Matthew Abbott / The New York Times
Matthew Abbott / The New York Times

Primeiro-ministro australiano defende resposta do governo a incêndios florestais

Scott Morrison, que tem sido criticado pela ação lenta contra fogo na Austrália, disse que 'culpa não ajuda ninguém neste momento'

Shonal Ganguly e Steve McMorran, Associated Press

05 de janeiro de 2020 | 13h21

SYDNEY - Temperaturas frescas e ventos mais calmos na Austrália trouxeram alívio neste domingo, 5, para as comunidades assoladas por incêndios florestais, mas a temperatura permaneceu alta para o primeiro-ministro Scott Morrison, que sofre pressão para aceitar a responsabilidade pela crise e tomar novas medidas.

"Estão tentando culpar alguém", disse Morrison em uma coletiva de imprensa. “Agora é o momento de focar na resposta que está sendo dada. A culpa não ajuda ninguém neste momento e analisar demais essas coisas não é um exercício produtivo".

Morrison anunciou neste sábado, 4, que enviaria 3 mil tropas do Exército, da Marinha e de reservistas da Aeronáutica para ajudar a combater os incêndios. Ele também comprometeu 20 milhões de dólares australianos para o aluguel de aviões de combate a incêndios.
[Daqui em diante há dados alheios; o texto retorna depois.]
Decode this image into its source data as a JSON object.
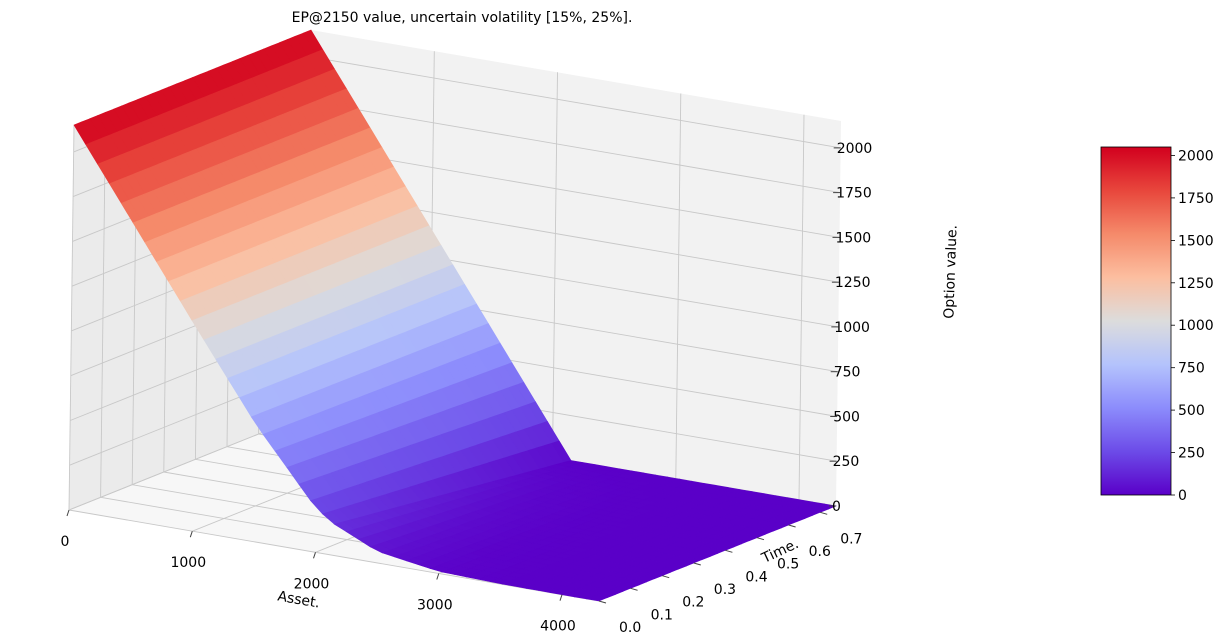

Mas essas iniciativas pouco fizeram para diminuir as críticas de que Morrison tenha sido lento a agir, mesmo que ele tenha minimizado a necessidade de seu governo em lidar com as mudanças climáticas. Segundo os especialistas, o aquecimento global desempenhou um papel fundamental na superalimentação das chamas.
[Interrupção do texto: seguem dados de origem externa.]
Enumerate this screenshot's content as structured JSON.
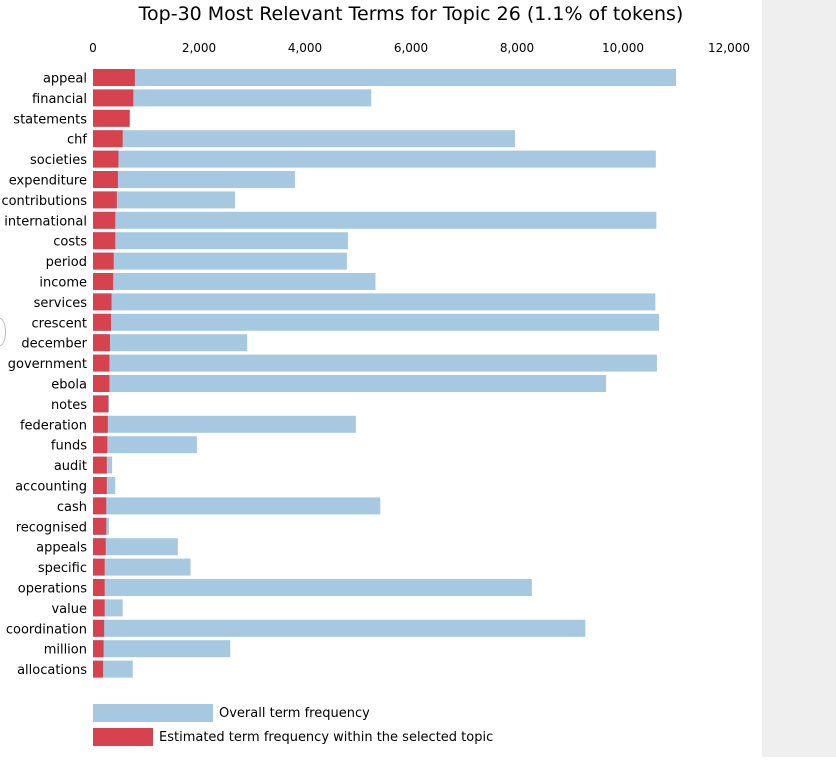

O amanhecer deste domingo teve uma paisagem negra, e confirmou o quadro de um desastre de escala sem precedentes. O Serviço de Bombeiros Rurais da Nova Gales do Sul disse que 150 incêndios estavam ativos no estado, 64 deles descontrolados.

Os incêndios atingiram a área mais densamente populosa da Austrália e já mataram pelo menos 24 pessoas, incluindo um homem de 47 anos que morreu no sábado à noite enquanto tentava evitar que a casa de um amigo pegasse fogo. Quase 2 mil casas foram destruídas.

Só em Nova Gales do Sul, os incêndios já mataram quase 500 milhões de aves, répteis e mamíferos, segundo o ecologista da Universidade de Sydney Chris Dickman disse ao Sydney Morning Herald.

Os australianos sempre esperam incêndios florestais no verão, mas as chamas chegaram mais cedo este ano, alimentadas pela seca e pelas temperaturas mais altas já registradas no país.

"Não é algo que já tenhamos experimentado antes", a premiê de Nova Gales do Sul, Gladys Berejiklian disse. "A atividade climática que estamos vendo, a extensão e propagação dos incêndios, a velocidade com que eles estão se movendo, a forma como estão atacando as comunidades que nunca foram atingidas por incêndios é sem precedentes", disse ela.